Andy Doan andy.doan@linaro.org writes:
On 07/02/2012 12:31 AM, Michael Hudson-Doyle wrote:
Multi-machine code
This is easy IMHO: all machines should have the same code installed. With the appropriate ssh keys scattered around, it should be easy to write a fabric job or just plain bash script to run ldt update on each machine.
+1
Multi-machine data
Accessing postgres from another machine is a solved problem, to put it mildly :-)
I don't have a good idea on how to access media files across the network. In an ideal world, we would have a Django storage backend that talked to something like http://ceph.com/ceph-storage/object-storage/ or http://hadoop.apache.org/hdfs/ -- we don't need anything like full file system semantics -- but for now, maybe just mounting the media files over NFS might be the quickest way to get things going.
This feels like the messiest part of the problem to me. I keep trying to think of how we can avoid solving it, but if our fastmodel dispatcher conversation is any indicator - we'll have to use some hacks to work around things until its solved.
So let's think about our requirements here a bit. We have two kinds of storage requirements really:
* bundles -- these come in via XML-RPC (i.e. the web front end) currently, although it's possible that we'll stop sending results from the dispatcher via XML-RPC in favour of some more direct insertion at some point.

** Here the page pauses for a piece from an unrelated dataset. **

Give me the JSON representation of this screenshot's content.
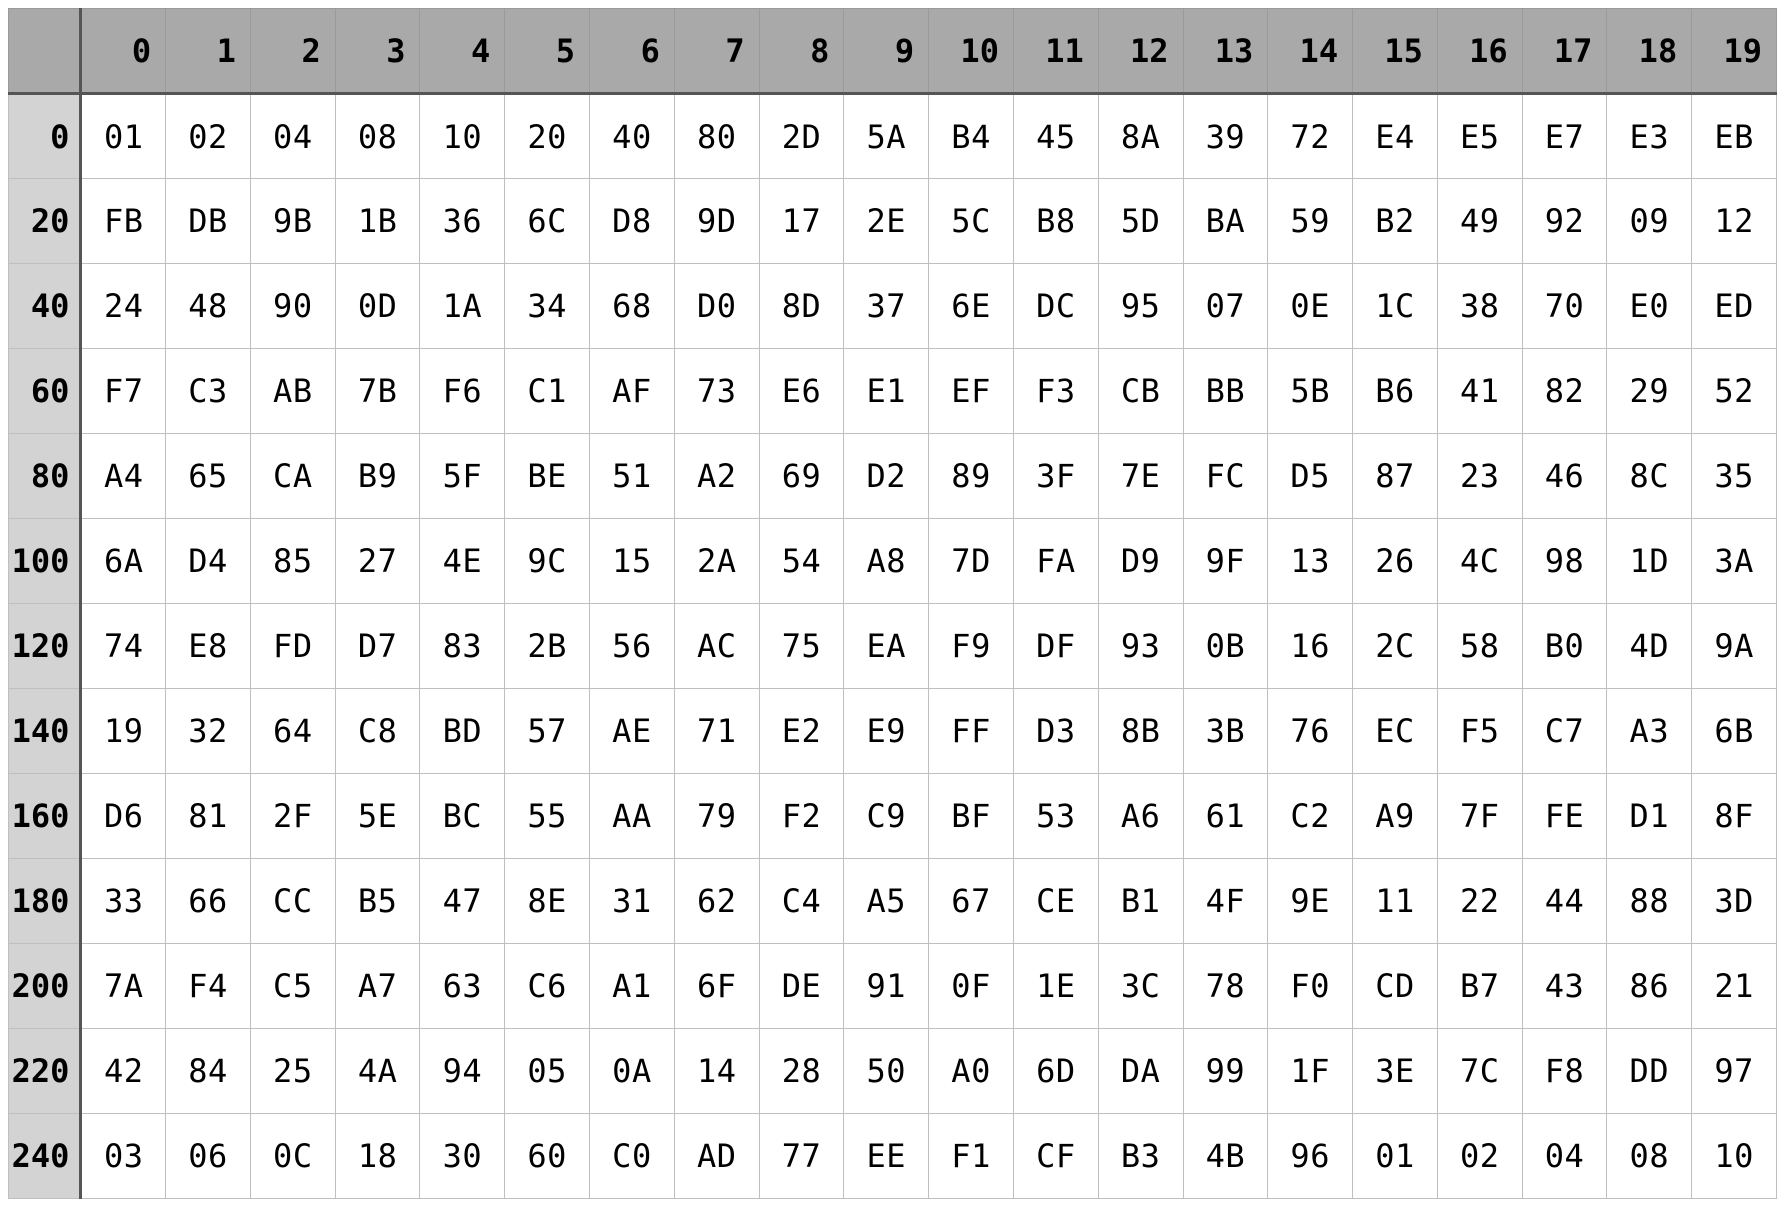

They need to be read when being deserialized, which currently is done in the web front end but maybe we should stop doing that. They arrive in one lump and I can't really see that changing.
They only need to be read by the web front end in the "view bundle" tab, and I can't really see that changing.
* dispatcher log files. These are created where the dispatcher runs, although we already have the output handled by a specific process -- that could easily send the output via an API rather than just writing it to a file as it does now. They need to be accessible by the web front end for display and we really want to keep the incremental output we currently have.
Oh, there are also attachments -- but they are like bundles really.
If we get to rework how these files are stored, we should really figure out how to do backups sensibly. I'm sure things like Ceph support snapshots which would be much better than tarballing all the files every day...
That said, it feels like we could get away with keeping the media files on the web front end machine and shipping them from wherever the dispatcher runs to the web front end via celery or something.
Multi-machine configuration
I think by and large the configuration of each instance should be the same. This means we need a mechanism to distribute changes to the instances. One way would be to store the configuration in a branch, and have ldt update upgrade this branch too (I think it would even be fairly easy to have multiple copies of the configuration on disk, similar to the way we have multiple copies of the buildouts, and have each buildout point to a specific revision of the config).
We could also have the revision of the config branch to use be specified in the lava-manifest branch but that doesn't sound friendly to third party deployments -- I think the config branch should be specified as a parameter of the instance set and updating an instance set should update each instance to the latest version of the config branch. This will require a certain discipline in making changes to the branch!
A thought: what if the "master" server had some sort of API where it listed what code/config level it was at. Then the worker nodes could periodically pull from that and update themselves as needed? This might make upgrades easier. However, maybe this is the wrong idea and we should get to a point where puppet can handle this.
So, the stuff I'm reading suggests that a "push" mode using something like fabric is better for deployments than a "pull" oriented tool like puppet.
Setup issues
There will be a requirement to make sure ssh keys etc are set up on the various machines involved. Ideally this would be done via puppet but for now I think we can just do it by hand...
yeah- we are only scaling to like 2 nodes, but puppet does seem like the most sane way to manage this long term.
My impression is that we'd use something like puppet to do the sort of thing ldt setup does, and also maybe some of the unix-user and ssh key management, and stuff built on fabric or similar to run ldt install/update.